Gogu Anca Elena, Jianu Dragos Catalin, Parv Florina, Motoc Andrei Gheorghe Marius, Axelerad Any, Stuparu Alina Zorina, Gogu Andreea Alexandra
Department of Neurology, "Victor Babeş" University of Medicine and Pharmacy, Timișoara, Romania.
Centre for Cognitive Research in Neuropsychiatric Pathology (Neuropsy-Cog), Faculty of Medicine, "Victor Babeş" University of Medicine and Pharmacy, Timișoara, Romania.
Front Neurol. 2024 Jan 5;14:1320757. doi: 10.3389/fneur.2023.1320757. eCollection 2023.
Kearns-Sayre syndrome (KSS) is classified as one of the mitochondrial DNA (mtDNA) deletion syndromes with multisystemic involvement. Additionally, the negative prognosis is associated with inherited thrombophilia, which includes the presence of homozygous Factor V G1691A Leiden mutation, MTHFR gene polymorphisms C677T and A1298C, and PAI-1 675 homozygous genotype 5G/5G.

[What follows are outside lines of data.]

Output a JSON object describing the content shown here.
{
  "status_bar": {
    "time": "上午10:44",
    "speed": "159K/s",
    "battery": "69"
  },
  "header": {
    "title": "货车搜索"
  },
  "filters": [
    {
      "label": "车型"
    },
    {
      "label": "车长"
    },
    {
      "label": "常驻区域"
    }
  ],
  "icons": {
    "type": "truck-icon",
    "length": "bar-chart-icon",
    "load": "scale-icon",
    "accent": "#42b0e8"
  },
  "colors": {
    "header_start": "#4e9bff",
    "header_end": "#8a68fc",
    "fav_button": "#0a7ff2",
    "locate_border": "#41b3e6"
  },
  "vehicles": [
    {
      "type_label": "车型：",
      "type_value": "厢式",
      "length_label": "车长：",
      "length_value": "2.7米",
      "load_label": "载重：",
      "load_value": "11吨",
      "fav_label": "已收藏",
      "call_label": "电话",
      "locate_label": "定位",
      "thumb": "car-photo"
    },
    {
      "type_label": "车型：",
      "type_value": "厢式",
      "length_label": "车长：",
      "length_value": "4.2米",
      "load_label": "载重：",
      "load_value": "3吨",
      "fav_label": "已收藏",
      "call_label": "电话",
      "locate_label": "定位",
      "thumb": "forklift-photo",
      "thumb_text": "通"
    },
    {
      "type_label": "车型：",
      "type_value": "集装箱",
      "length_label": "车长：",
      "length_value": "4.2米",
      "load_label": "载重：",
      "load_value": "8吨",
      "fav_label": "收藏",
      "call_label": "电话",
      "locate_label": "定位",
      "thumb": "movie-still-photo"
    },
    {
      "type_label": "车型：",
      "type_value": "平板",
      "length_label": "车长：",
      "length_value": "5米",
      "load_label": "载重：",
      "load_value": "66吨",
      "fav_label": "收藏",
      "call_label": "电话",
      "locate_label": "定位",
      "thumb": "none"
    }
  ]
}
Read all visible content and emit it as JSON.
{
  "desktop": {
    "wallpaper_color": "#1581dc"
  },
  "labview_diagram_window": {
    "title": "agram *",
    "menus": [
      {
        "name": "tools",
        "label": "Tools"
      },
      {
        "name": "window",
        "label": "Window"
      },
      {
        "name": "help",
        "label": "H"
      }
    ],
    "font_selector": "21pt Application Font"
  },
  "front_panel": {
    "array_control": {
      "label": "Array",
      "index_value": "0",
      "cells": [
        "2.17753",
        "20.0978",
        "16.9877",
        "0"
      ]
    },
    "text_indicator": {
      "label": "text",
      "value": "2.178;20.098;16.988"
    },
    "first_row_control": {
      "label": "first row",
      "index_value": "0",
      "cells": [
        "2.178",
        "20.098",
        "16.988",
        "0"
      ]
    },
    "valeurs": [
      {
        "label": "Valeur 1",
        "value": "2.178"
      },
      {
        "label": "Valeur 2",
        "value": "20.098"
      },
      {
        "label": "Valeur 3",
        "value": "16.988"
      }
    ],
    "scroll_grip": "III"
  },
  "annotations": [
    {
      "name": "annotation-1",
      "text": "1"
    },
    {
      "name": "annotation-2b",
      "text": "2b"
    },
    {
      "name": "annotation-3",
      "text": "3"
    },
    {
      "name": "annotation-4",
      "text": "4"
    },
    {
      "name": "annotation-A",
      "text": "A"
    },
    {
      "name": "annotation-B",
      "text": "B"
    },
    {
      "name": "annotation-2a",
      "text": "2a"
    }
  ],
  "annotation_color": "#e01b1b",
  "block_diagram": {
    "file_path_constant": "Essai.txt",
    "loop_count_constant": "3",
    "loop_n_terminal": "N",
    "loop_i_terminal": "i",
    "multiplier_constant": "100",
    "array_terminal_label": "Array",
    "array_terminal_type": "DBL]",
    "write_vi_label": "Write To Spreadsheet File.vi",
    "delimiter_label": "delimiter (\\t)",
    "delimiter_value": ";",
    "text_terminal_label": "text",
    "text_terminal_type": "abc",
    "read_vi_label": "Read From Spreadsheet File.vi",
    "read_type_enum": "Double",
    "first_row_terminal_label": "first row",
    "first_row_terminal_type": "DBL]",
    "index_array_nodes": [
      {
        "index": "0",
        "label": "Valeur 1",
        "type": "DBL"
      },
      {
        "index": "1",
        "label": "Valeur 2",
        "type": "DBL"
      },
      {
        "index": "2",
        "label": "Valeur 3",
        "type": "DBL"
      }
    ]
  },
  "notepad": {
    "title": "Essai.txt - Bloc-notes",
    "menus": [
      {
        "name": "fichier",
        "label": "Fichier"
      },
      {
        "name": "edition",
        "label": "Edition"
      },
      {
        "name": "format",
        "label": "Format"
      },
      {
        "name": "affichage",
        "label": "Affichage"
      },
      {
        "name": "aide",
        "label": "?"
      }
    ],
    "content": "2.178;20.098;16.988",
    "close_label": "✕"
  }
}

This case report presents a 48-year-old man with chronic progressive external ophthalmoplegia, bilateral ptosis, cerebellar ataxia, cardiovascular signs (syncope, dilated cardiomyopathy, and cardiac arrest) with electrocardiographic abnormalities (first-degree atrioventricular block and major right bundle branch block), endocrine dysfunction (short stature, growth hormone insufficiency, primary gonadal insufficiency, hypothyroidism, and secondary hyperparathyroidism), molecular genetic tests (MT-TL2 gene), and abnormal MRI brain images, thus leading to the diagnosis of KSS. The patient came back 4 weeks after the diagnosis to the emergency department with massive bilateral pulmonary embolism with syncope at onset, acute cardiorespiratory failure, deep left femoral-popliteal vein thrombophlebitis, and altered neurological status. In the intensive care unit, he received mechanical ventilation through intubation. Significant improvement was seen after 2 weeks. The patient tested positive for inherited thrombophilia and was discharged in stable conditions on a new treatment with Rivaroxaban 20 mg/day. At 6 months of follow-up, ECG-Holter monitoring and MRI brain images remained unchanged. However, after 3 months, the patient died suddenly while sleeping at home.
The genetic tests performed on KSS patients should also include those for inherited thrombophilia. By detecting these mutations, we can prevent major complications such as cerebral venous sinus thrombosis, coronary accidents, or sudden death.
卡恩斯-塞尔综合征(KSS)被归类为线粒体DNA(mtDNA)缺失综合征之一,累及多系统。此外,不良预后与遗传性易栓症有关,遗传性易栓症包括纯合子因子V G1691A莱顿突变、亚甲基四氢叶酸还原酶(MTHFR)基因多态性C677T和A1298C以及纤溶酶原激活物抑制剂-1(PAI-1)675纯合子基因型5G/5G。
本病例报告介绍了一名48岁男性,患有慢性进行性眼外肌麻痹、双侧上睑下垂、小脑共济失调、心血管体征(晕厥、扩张型心肌病和心脏骤停)伴心电图异常(一度房室传导阻滞和主要右束支传导阻滞)、内分泌功能障碍(身材矮小、生长激素不足、原发性性腺功能不全、甲状腺功能减退和继发性甲状旁腺功能亢进)、分子遗传学检测(MT-TL2基因)以及脑部MRI图像异常,从而诊断为KSS。该患者在确诊后4周因大规模双侧肺栓塞伴起病时晕厥、急性心肺衰竭、左股腘深静脉血栓性静脉炎和神经状态改变返回急诊科。在重症监护病房,他通过插管接受机械通气。2周后病情显著改善。该患者遗传性易栓症检测呈阳性,出院时病情稳定,开始接受利伐沙班20毫克/天的新治疗。在6个月的随访中,心电图动态监测和脑部MRI图像保持不变。然而,3个月后,患者在家中睡觉时突然死亡。
对KSS患者进行的基因检测还应包括遗传性易栓症检测。通过检测这些突变,我们可以预防诸如脑静脉窦血栓形成、冠状动脉意外或猝死等重大并发症。